Über die gegen diesen Bescheid erhobene Beschwerde hat der Verwaltungsgerichtshof nach Vorlage der Verwaltungsakten und Erstattung einer Gegenschrift durch die belangte Behörde sowie einer Replik durch den Beschwerdeführer erwogen:

Nach § 47 Abs. 2 Satz 1 und 2 EStG 1988 liegt ein Dienstverhältnis vor, wenn der Arbeitnehmer dem Arbeitgeber seine Arbeitskraft schuldet, was dann der Fall ist, wenn die tätige Person in der Betätigung ihres geschäftlichen Willens unter der Leitung des Arbeitgebers steht oder im geschäftlichen Organismus des Arbeitgebers dessen Weisungen zu folgen verpflichtet ist.

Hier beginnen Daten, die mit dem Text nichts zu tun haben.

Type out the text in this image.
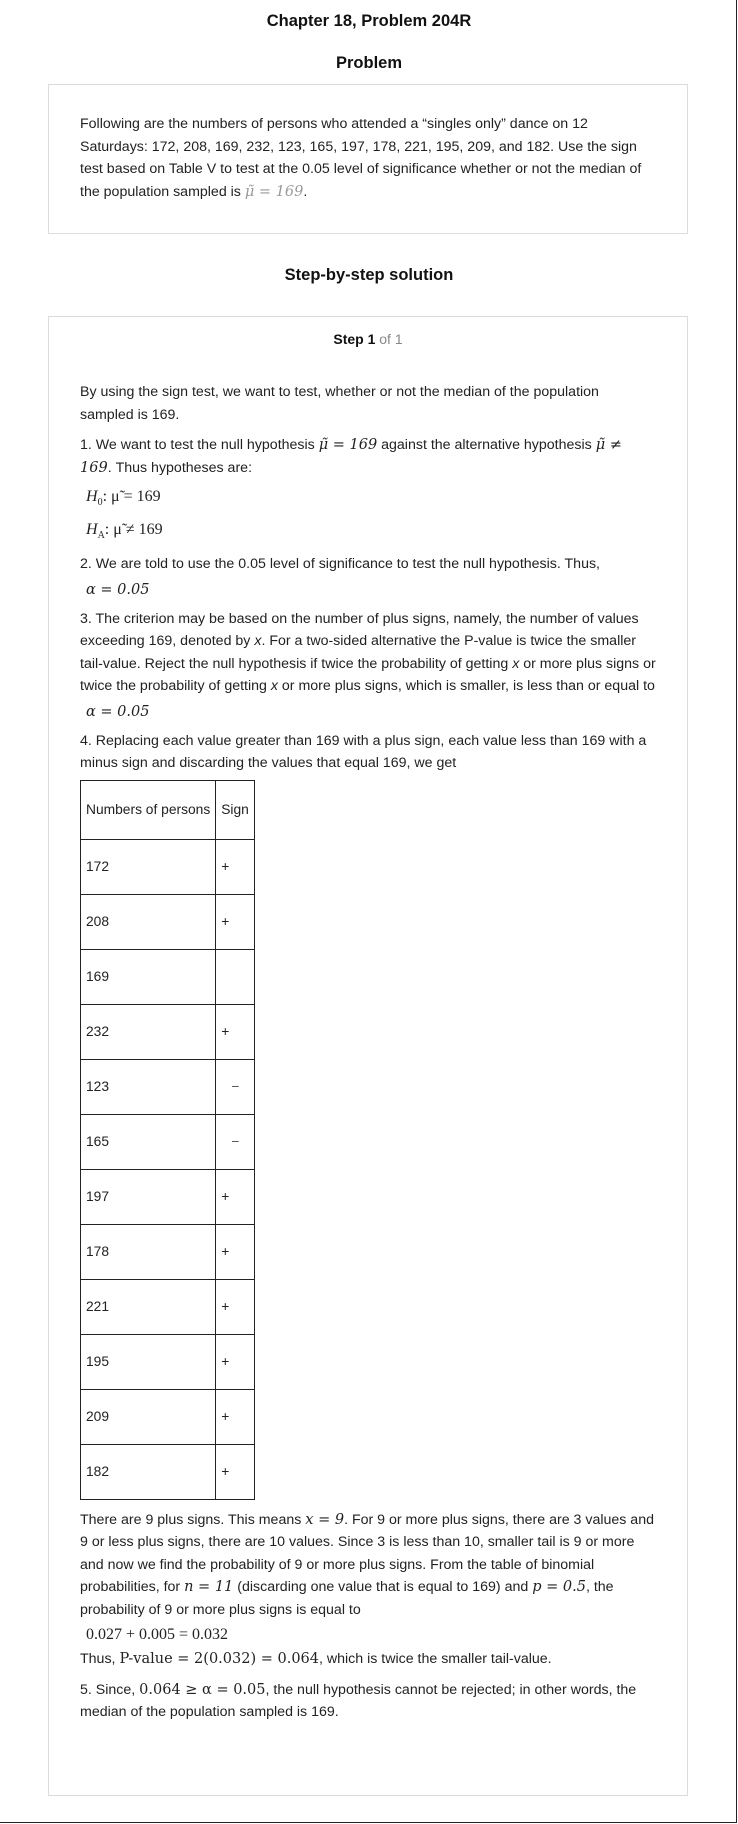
Chapter 18, Problem 204R
Problem

Following are the numbers of persons who attended a “singles only” dance on 12 Saturdays: 172, 208, 169, 232, 123, 165, 197, 178, 221, 195, 209, and 182. Use the sign test based on Table V to test at the 0.05 level of significance whether or not the median of the population sampled is μ̃ = 169.

Step-by-step solution
Step 1 of 1

By using the sign test, we want to test, whether or not the median of the population sampled is 169.

1. We want to test the null hypothesis μ̃ = 169 against the alternative hypothesis μ̃ ≠ 169. Thus hypotheses are:

$H_0$: μ̃ = 169
$H_A$: μ̃ ≠ 169

2. We are told to use the 0.05 level of significance to test the null hypothesis. Thus,

α = 0.05

3. The criterion may be based on the number of plus signs, namely, the number of values exceeding 169, denoted by x. For a two-sided alternative the P-value is twice the smaller tail-value. Reject the null hypothesis if twice the probability of getting x or more plus signs or twice the probability of getting x or more plus signs, which is smaller, is less than or equal to

α = 0.05

4. Replacing each value greater than 169 with a plus sign, each value less than 169 with a minus sign and discarding the values that equal 169, we get

Numbers of persons	Sign
172	+
208	+
169	
232	+
123	−
165	−
197	+
178	+
221	+
195	+
209	+
182	+

There are 9 plus signs. This means x = 9. For 9 or more plus signs, there are 3 values and 9 or less plus signs, there are 10 values. Since 3 is less than 10, smaller tail is 9 or more and now we find the probability of 9 or more plus signs. From the table of binomial probabilities, for n = 11 (discarding one value that is equal to 169) and p = 0.5, the probability of 9 or more plus signs is equal to

0.027 + 0.005 = 0.032

Thus, P-value = 2(0.032) = 0.064, which is twice the smaller tail-value.

5. Since, 0.064 ≥ α = 0.05, the null hypothesis cannot be rejected; in other words, the median of the population sampled is 169.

Wie der Verfassungsgerichtshof in seinem Erkenntnis vom 1. März 2001, G 109/00, dargestellt hat, entspricht der von ihm erhobene Befund der verwaltungsgerichtlichen Judikatur zur Abgrenzung selbständiger von nichtselbständiger Arbeit einem - vom Verfassungsgerichtshof geteilten - Verständnis der Gesetzeslage, welches die Begriffe der Selbständigkeit/Unselbständigkeit und des Dienstverhältnisses sowie des Arbeitnehmers im steuerlichen Sinn nicht als durch § 47 EStG 1988 abschließend definiert ansieht, sondern als durch eine Mehrzahl von Merkmalen gekennzeichneten Typusbegriff deutet. Solchen Typusbegriffen sind die realen Erscheinungen nicht zu subsumieren, sondern an Hand einer Vielzahl von Merkmalen zuzuordnen, wobei nicht stets alle Merkmale in gleicher Intensität ausgebildet sein müssen und die Entscheidung letztlich nach dem Gesamtbild zu erfolgen hat, heißt es im genannten Erkenntnis des Verfassungsgerichtshofes weiter.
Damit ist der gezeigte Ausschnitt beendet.